O outro lado desta política foi obviamente seu tropismo socialista, um artifício importado do Ocidente, ao qual, além disso, muitos de seus homólogos argelinos, sírios, iraquianos, tunisianos, egípcios, libaneses e palestinos não puderam resistir. As lutas do Terceiro Mundo, com o apoio do IRA irlandês, a Facção do Exército Vermelho alemão, antes de finalmente se alinhar com o colapso da União Europeia. Uma nova era começa para o coronel sulfuroso, que se aproxima dos Estados Unidos, da França e do Reino Unido.

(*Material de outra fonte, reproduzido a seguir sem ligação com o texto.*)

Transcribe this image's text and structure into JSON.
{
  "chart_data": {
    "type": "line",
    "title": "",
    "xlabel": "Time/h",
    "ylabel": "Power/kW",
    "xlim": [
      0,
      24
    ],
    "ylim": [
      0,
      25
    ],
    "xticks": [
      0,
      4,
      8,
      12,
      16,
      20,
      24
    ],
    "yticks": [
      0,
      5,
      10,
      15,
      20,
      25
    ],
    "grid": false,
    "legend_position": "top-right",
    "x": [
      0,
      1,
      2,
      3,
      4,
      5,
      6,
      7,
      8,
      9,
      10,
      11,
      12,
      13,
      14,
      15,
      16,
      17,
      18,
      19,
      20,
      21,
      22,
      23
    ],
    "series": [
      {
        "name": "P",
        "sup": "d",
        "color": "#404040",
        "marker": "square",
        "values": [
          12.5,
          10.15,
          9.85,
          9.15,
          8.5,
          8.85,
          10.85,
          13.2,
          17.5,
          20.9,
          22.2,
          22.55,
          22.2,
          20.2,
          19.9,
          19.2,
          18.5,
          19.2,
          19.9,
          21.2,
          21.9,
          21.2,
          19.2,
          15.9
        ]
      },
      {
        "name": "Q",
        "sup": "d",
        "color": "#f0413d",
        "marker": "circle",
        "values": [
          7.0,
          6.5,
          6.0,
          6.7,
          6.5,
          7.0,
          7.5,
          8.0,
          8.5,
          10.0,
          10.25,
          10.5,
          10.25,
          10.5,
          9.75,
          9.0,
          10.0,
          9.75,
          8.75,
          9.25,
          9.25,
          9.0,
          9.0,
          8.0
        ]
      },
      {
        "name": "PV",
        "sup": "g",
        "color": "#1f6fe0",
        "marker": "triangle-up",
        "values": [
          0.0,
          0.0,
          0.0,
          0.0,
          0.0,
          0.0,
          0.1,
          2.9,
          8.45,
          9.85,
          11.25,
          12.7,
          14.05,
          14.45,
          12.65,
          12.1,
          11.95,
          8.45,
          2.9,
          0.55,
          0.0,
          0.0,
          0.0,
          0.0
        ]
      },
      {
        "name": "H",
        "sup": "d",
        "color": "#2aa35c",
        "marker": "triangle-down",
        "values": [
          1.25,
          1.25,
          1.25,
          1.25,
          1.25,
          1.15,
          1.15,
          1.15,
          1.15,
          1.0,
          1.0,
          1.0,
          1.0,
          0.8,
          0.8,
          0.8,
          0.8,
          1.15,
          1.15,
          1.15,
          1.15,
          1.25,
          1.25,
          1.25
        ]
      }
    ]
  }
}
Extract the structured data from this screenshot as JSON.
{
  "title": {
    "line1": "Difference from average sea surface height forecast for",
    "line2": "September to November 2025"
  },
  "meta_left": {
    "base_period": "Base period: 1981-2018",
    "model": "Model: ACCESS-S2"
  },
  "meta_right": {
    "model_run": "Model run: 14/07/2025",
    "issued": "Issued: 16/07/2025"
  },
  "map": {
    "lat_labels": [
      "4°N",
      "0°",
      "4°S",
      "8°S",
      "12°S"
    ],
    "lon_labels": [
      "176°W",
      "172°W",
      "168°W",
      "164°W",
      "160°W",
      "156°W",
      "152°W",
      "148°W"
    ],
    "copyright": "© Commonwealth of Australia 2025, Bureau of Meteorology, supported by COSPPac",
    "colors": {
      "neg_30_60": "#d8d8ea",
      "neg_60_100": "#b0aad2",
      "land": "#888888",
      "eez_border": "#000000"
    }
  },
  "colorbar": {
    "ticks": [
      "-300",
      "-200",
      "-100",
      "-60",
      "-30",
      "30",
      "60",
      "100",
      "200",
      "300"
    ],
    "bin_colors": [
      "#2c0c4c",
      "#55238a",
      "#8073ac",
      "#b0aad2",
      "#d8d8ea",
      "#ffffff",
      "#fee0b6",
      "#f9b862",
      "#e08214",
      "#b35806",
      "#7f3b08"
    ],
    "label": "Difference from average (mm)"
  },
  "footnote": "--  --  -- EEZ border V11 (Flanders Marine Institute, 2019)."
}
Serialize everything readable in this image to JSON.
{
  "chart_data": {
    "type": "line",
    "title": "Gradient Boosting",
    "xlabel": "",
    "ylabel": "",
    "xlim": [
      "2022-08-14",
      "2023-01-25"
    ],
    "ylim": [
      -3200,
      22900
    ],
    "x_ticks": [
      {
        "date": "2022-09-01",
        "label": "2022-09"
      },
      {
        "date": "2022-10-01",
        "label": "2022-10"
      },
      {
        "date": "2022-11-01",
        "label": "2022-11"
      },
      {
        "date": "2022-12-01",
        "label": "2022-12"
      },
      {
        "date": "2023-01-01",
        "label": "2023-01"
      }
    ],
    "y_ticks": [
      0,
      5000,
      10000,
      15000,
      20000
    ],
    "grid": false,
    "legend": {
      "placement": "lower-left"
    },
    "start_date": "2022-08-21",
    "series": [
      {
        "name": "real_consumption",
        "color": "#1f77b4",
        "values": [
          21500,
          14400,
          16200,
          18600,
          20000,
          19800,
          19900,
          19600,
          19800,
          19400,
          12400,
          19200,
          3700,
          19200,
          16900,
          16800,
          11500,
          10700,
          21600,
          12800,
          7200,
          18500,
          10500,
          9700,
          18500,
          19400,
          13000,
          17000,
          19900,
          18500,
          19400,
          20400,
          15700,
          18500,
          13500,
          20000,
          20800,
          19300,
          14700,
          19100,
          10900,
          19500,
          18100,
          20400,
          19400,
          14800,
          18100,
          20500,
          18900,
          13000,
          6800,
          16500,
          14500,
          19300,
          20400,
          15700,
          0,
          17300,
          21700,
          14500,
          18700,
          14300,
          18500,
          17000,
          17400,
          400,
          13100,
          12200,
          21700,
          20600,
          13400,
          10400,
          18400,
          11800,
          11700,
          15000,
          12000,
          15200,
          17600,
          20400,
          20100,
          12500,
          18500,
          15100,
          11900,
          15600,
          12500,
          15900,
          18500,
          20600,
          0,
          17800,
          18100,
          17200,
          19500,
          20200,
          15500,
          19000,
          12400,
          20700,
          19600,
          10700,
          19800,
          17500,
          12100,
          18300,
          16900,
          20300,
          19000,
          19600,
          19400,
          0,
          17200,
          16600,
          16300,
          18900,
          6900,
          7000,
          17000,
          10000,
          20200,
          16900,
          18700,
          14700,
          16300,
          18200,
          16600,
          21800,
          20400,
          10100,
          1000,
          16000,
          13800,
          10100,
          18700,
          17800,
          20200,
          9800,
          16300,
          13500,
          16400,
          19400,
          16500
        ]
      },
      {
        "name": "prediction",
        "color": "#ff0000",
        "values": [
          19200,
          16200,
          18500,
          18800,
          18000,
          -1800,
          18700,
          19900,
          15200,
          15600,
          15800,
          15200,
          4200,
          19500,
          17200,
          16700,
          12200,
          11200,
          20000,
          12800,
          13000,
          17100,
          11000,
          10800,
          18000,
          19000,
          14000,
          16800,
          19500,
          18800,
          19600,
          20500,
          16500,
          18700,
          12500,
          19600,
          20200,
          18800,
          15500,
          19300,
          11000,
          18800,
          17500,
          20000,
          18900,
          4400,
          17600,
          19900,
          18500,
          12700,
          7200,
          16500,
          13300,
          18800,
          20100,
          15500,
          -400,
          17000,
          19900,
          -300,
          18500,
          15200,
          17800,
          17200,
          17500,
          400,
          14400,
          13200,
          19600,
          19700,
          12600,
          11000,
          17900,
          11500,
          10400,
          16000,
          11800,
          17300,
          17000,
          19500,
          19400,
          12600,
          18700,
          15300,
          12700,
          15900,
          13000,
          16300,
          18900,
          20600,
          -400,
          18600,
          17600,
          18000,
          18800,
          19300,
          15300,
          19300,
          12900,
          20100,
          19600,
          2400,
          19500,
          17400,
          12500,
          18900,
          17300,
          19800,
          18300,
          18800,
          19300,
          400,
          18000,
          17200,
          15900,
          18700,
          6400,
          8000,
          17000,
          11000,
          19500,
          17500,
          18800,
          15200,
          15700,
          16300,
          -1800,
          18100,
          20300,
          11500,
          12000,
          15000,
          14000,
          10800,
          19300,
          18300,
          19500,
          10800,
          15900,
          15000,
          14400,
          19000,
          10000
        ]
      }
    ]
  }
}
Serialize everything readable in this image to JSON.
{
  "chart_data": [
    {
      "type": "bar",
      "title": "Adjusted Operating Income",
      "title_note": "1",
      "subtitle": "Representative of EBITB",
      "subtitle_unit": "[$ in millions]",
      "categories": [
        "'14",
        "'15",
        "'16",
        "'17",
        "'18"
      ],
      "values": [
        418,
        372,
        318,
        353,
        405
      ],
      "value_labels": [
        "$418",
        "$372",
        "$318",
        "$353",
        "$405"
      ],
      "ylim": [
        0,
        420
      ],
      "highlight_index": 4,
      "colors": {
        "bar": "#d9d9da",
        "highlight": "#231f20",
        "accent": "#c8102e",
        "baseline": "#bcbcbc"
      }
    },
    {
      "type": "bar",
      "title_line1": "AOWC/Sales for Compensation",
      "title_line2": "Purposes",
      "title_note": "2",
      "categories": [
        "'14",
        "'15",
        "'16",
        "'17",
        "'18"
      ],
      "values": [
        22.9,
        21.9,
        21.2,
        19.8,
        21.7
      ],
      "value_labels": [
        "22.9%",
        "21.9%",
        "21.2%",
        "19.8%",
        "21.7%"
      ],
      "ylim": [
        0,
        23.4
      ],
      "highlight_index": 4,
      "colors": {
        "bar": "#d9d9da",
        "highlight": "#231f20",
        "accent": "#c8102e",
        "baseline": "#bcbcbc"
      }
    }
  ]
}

O preço a pagar por esta normalização? O abandono de seu financiamento de um terrorismo já sem derramamento de sangue. O mínimo que pode ser dito é que ele não foi totalmente pago de volta. E desde então, uma guerra civil que nunca termina, embora tenha se tornado de baixa intensidade desde os acordos informais de junho de 2020 que formalizaram a divisão de fato do país entre Oriente e Ocidente, um apoiado pelo Primeiro Ministro Abdul Hamid Dbeibah, apoiado pela Rússia, Turquia e reconhecido pela ONU; o outro pelo Marechal Khalifa Haftar, favorecido pelo Egito e pelos Emirados Árabes Unidos.